De bewering dat nabijheid progressieven maakt voorspelt dat binnenlandse migranten uit bevolkingscentra gemiddeld conservatiever zullen worden. Omdat we weten wie de verhuizers zijn, zijn er meerdere manieren om de claim te testen. 

Er ligt dan ook een kans om een ​​grote stap voorwaarts te zetten in ons begrip van politieke meningsvorming. Als het niet door politicologen wordt genomen, dan zal het misschien door politieke strategen worden genomen die iets te winnen zien, niet alleen door meningen te beïnvloeden om beleidsveranderingen af ​​te dwingen, maar ook door beleid te beïnvloeden om veranderingen van mening af te dwingen.

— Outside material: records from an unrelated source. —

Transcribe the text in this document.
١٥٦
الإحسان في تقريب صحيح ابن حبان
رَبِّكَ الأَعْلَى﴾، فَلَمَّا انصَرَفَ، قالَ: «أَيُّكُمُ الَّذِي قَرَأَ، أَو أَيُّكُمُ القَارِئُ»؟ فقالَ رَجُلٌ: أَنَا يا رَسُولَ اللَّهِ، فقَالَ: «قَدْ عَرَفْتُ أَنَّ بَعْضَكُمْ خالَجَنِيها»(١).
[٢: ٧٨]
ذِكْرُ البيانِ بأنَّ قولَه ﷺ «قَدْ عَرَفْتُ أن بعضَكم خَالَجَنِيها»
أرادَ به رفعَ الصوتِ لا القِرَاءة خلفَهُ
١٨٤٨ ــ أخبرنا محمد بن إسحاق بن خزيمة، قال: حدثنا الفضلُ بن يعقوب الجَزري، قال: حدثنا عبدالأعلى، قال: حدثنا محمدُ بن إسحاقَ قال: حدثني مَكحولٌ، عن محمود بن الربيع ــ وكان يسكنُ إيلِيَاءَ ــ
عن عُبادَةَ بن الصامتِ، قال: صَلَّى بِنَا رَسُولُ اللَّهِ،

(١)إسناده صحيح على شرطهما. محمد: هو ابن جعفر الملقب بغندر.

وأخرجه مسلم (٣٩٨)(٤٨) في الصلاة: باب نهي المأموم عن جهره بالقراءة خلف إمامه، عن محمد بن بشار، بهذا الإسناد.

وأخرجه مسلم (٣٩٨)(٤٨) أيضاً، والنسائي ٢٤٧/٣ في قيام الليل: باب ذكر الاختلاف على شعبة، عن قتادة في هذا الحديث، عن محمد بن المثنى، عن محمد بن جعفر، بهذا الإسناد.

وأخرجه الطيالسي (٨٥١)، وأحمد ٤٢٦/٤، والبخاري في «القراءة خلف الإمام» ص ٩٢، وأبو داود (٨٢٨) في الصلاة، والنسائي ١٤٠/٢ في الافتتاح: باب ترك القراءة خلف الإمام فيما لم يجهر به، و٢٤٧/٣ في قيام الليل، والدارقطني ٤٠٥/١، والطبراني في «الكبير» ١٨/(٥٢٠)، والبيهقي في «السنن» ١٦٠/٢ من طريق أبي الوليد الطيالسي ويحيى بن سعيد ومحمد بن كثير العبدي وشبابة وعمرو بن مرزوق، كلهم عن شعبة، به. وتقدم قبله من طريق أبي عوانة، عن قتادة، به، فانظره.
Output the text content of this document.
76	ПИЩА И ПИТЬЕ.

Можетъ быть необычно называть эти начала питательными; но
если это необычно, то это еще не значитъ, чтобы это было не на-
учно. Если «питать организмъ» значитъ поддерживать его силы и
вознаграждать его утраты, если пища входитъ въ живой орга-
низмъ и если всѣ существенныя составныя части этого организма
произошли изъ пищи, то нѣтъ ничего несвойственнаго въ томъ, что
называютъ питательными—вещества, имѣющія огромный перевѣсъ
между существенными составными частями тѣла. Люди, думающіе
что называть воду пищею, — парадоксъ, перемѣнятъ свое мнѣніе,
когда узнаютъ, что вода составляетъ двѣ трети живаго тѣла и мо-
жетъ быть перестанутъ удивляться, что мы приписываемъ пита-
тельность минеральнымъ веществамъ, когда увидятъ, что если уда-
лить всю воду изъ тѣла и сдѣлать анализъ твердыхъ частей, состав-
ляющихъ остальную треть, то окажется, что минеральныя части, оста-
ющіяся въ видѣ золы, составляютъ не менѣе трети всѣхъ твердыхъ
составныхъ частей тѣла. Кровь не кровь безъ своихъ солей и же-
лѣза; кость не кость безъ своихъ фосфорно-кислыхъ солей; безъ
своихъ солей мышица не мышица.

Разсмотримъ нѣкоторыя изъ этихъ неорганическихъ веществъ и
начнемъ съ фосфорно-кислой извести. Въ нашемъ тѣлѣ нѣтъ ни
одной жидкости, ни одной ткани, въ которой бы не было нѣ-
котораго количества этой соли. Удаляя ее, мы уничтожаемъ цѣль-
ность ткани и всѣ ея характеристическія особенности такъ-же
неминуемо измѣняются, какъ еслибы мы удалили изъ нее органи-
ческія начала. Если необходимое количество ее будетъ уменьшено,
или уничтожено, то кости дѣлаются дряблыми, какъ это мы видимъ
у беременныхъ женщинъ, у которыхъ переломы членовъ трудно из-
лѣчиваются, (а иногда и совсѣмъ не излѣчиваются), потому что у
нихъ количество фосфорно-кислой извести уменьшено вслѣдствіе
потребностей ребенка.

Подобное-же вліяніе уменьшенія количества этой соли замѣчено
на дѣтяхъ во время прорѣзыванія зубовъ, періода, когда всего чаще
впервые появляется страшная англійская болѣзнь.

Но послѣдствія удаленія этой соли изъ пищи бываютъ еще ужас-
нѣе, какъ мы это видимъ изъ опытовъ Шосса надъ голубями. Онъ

Uitgegeven onder a Creative Commons Naamsvermelding 4.0 Internationale licentie
Stel voor herdrukken de canonieke link terug naar het origineel Brownstone Instituut Artikel en auteur.

Auteur

  • Robin Koerner

    Robin Koerner is een in Groot-Brittannië geboren staatsburger van de VS en is momenteel Academic Dean van het John Locke Institute. Hij is afgestudeerd in zowel natuurkunde als wetenschapsfilosofie van de Universiteit van Cambridge (VK).

    Bekijk alle berichten

Doneer vandaag nog

Uw financiële steun aan het Brownstone Institute gaat naar de ondersteuning van schrijvers, advocaten, wetenschappers, economen en andere moedige mensen die professioneel zijn gezuiverd en ontheemd tijdens de onrust van onze tijd. U kunt helpen de waarheid naar buiten te brengen door hun voortdurende werk.